KORAN INDONESIA – Presiden Amerika Serikat, Donald Trump, secara resmi menandatangani undang-undang besar yang mencakup pemotongan pajak dan pengurangan anggaran dalam sebuah upacara di Gedung Putih pada Jumat, 4/7/2025.
Penandatanganan ini dilakukan sehari setelah Dewan Perwakilan Rakyat (DPR), yang saat ini dikuasai Partai Republik, menyetujui rancangan undang-undang tersebut dengan selisih suara yang tipis.
RUU tersebut akan mendanai langkah keras pemerintahan Trump terhadap isu imigrasi, membuat aturan pemotongan pajak tahun 2017 menjadi permanen, serta memicu kekhawatiran bahwa jutaan warga AS akan kehilangan akses ke asuransi kesehatan.
RUU ini disahkan dengan dukungan 218 suara dan ditolak oleh 214 anggota DPR setelah melalui perdebatan panjang dan emosional.
Dalam pidatonya, Trump menyampaikan rasa bangganya atas dukungan luas terhadap kebijakan ini.
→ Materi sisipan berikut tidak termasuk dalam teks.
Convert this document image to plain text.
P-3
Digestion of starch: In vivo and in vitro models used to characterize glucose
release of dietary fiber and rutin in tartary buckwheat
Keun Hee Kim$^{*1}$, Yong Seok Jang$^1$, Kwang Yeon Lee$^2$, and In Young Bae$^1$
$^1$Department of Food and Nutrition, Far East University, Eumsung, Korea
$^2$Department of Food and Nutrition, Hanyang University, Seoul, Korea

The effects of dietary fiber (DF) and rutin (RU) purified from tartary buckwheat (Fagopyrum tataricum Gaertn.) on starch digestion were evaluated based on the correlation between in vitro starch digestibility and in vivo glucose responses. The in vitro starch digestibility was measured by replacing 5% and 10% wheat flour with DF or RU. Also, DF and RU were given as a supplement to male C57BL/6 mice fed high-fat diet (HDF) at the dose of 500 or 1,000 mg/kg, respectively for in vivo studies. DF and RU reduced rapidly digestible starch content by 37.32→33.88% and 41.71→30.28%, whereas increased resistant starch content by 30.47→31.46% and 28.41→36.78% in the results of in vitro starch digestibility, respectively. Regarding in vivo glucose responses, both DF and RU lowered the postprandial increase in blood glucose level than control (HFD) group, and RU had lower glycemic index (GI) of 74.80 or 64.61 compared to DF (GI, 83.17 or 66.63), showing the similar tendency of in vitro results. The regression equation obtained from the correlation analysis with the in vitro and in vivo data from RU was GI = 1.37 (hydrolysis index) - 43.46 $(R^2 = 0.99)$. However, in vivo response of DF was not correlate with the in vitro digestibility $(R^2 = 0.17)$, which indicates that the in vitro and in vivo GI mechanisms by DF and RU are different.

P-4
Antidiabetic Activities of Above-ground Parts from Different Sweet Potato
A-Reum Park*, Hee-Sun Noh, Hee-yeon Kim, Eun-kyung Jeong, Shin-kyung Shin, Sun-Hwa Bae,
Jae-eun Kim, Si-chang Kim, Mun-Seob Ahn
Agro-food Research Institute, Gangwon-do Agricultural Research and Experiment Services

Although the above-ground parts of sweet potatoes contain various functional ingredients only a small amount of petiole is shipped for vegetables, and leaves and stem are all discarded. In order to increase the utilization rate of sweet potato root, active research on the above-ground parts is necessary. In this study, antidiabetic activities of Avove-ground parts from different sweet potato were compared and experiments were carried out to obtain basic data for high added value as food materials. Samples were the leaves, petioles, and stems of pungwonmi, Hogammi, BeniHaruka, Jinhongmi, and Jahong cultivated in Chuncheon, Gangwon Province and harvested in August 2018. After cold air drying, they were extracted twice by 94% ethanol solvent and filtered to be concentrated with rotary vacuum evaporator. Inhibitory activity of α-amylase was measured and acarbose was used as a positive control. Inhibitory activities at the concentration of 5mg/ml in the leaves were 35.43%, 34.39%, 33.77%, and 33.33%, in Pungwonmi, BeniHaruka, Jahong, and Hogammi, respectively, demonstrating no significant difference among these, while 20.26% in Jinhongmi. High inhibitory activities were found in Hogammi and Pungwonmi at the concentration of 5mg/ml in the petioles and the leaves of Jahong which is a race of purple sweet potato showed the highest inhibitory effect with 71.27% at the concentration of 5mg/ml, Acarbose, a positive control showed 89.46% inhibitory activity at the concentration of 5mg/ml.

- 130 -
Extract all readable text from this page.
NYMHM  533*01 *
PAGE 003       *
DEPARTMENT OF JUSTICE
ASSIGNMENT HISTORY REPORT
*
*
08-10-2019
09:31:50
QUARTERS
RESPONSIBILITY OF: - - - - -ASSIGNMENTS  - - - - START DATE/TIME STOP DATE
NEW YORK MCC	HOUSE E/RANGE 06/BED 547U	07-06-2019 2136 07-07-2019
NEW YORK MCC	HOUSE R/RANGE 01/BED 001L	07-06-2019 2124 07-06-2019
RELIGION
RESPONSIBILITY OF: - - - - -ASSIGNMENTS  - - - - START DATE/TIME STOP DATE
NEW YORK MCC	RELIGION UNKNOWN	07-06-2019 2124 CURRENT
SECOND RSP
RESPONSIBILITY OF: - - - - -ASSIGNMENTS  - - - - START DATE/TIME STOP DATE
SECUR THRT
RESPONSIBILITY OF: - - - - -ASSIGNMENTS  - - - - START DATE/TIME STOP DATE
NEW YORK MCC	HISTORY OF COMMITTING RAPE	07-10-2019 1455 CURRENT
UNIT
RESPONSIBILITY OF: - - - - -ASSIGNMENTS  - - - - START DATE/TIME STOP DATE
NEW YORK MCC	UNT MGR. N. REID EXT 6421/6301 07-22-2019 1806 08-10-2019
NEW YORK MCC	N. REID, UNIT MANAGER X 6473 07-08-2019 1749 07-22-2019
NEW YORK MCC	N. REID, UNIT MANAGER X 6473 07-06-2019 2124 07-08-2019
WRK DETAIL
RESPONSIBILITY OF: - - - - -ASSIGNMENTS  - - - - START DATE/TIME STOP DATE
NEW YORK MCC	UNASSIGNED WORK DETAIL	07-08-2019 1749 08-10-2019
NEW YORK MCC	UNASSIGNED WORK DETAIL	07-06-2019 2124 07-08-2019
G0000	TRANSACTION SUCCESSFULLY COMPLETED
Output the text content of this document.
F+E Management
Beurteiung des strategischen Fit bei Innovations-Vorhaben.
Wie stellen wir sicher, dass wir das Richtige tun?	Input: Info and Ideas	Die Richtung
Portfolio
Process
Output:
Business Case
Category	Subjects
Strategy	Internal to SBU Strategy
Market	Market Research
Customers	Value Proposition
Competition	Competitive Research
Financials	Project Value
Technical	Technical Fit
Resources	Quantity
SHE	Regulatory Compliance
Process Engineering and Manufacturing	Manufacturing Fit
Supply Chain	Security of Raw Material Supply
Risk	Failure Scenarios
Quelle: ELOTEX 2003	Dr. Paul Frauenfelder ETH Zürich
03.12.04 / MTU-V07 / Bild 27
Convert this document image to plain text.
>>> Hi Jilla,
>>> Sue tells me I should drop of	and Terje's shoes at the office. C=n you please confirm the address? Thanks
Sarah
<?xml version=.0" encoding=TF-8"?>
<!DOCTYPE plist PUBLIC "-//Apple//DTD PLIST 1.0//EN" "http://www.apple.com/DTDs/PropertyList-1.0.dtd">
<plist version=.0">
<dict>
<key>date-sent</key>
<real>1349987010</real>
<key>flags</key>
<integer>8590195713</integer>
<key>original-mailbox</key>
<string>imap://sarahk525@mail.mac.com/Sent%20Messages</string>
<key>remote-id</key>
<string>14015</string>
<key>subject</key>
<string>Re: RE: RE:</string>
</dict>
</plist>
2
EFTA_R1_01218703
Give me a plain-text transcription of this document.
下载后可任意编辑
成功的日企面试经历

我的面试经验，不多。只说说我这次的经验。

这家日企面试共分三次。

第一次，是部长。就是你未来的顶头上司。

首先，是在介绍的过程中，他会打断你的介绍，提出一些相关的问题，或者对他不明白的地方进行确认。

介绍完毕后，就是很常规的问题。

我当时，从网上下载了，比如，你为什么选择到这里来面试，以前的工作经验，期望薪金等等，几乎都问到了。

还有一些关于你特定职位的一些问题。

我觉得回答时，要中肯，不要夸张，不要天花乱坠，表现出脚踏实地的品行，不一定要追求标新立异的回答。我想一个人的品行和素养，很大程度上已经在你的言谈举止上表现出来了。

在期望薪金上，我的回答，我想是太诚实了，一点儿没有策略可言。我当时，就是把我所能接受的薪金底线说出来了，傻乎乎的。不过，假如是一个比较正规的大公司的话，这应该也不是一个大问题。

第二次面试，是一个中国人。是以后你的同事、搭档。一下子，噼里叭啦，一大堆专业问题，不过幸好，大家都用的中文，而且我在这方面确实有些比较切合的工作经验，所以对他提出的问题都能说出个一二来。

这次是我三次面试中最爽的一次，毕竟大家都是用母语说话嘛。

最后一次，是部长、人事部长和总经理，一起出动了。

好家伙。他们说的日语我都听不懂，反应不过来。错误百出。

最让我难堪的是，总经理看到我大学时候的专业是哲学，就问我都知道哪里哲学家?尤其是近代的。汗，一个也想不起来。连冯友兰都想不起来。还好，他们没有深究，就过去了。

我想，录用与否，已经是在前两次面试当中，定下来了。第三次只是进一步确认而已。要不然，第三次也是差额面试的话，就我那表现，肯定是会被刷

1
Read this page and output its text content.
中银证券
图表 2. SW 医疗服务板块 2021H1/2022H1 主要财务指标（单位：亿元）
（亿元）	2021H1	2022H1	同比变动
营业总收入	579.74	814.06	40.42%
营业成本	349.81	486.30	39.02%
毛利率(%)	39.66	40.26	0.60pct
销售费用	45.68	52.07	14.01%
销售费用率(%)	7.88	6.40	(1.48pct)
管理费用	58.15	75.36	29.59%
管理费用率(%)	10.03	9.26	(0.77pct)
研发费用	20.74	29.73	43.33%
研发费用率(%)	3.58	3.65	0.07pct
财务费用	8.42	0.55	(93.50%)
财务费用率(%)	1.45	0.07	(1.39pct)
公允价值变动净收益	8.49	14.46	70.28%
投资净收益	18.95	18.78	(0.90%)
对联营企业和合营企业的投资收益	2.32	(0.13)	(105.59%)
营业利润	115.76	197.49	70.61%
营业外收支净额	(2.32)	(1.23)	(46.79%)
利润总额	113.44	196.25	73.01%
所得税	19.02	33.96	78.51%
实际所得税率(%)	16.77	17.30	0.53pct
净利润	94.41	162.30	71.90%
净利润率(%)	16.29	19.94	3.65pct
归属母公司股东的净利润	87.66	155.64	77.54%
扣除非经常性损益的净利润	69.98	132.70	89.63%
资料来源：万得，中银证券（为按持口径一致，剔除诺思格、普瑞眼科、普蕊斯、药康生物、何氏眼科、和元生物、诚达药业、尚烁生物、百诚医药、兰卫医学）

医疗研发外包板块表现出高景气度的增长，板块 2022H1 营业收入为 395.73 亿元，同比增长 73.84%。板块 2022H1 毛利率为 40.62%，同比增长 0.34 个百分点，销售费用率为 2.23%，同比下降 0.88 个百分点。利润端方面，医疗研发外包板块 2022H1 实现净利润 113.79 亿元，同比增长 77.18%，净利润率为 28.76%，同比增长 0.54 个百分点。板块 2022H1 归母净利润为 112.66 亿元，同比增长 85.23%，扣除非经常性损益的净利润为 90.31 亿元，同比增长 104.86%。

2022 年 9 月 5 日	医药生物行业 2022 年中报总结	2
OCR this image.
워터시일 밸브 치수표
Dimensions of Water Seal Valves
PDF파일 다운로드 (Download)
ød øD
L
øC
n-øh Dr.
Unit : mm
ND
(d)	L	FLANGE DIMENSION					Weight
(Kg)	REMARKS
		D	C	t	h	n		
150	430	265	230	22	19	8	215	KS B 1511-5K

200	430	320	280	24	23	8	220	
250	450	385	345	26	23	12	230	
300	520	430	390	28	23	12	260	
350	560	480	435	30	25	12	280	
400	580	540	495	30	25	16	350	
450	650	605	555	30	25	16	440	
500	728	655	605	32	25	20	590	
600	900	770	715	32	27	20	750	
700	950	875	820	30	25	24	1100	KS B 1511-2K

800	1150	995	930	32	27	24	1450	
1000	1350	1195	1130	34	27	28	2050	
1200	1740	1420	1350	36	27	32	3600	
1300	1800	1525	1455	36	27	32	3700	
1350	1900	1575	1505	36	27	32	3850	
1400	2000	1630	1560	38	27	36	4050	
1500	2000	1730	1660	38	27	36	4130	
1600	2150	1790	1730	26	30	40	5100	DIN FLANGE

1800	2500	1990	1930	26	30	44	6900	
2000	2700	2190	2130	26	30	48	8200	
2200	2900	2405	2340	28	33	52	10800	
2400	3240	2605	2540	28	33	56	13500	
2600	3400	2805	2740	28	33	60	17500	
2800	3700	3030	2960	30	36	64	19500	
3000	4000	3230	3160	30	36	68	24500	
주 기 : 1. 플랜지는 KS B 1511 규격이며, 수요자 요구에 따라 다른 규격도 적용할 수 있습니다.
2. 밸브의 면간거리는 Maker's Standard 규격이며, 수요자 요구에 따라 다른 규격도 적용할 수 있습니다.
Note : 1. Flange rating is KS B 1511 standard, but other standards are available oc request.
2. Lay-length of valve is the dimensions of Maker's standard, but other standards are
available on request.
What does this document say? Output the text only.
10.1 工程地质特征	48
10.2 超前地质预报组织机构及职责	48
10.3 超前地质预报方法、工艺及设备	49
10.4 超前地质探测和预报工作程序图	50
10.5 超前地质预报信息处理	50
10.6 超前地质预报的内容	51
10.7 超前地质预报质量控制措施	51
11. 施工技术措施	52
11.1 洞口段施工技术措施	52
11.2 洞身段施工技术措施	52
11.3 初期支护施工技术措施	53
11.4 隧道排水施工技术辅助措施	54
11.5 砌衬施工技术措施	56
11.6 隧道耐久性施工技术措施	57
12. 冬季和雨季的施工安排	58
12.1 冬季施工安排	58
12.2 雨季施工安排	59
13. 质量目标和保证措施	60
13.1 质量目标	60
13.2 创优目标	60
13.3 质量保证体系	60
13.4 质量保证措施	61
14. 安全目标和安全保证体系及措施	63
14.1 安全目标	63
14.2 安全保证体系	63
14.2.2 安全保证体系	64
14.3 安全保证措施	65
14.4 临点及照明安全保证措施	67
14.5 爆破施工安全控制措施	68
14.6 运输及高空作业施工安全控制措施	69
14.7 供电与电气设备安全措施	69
“Saya belum pernah melihat orang-orang begitu bahagia di negara kita karena hal itu, karena begitu banyak kelompok orang yang berbeda sedang diurus: militer, warga sipil dari semua jenis, pekerjaan dari semua jenis,” ucap Trump dalam upacara, melansir Kontan, Sabtu, 5/7/2025.
Trump juga menyampaikan apresiasinya kepada Ketua DPR Mike Johnson dan Pemimpin Mayoritas Senat John Thune atas peran mereka dalam meloloskan RUU ini di dua kamar legislatif.
“Jadi, Anda memiliki pemotongan pajak terbesar, pemotongan pengeluaran terbesar, investasi keamanan perbatasan terbesar dalam sejarah Amerika,” ujar Trump.
Acara penandatanganan undang-undang ini digelar bertepatan dengan perayaan Hari Kemerdekaan 4 Juli dan berlangsung meriah di Halaman Selatan Gedung Putih.
Acara tersebut menampilkan atraksi jet tempur dan pesawat pengebom siluman, seperti yang digunakan dalam operasi militer terbaru AS terhadap fasilitas nuklir di Iran.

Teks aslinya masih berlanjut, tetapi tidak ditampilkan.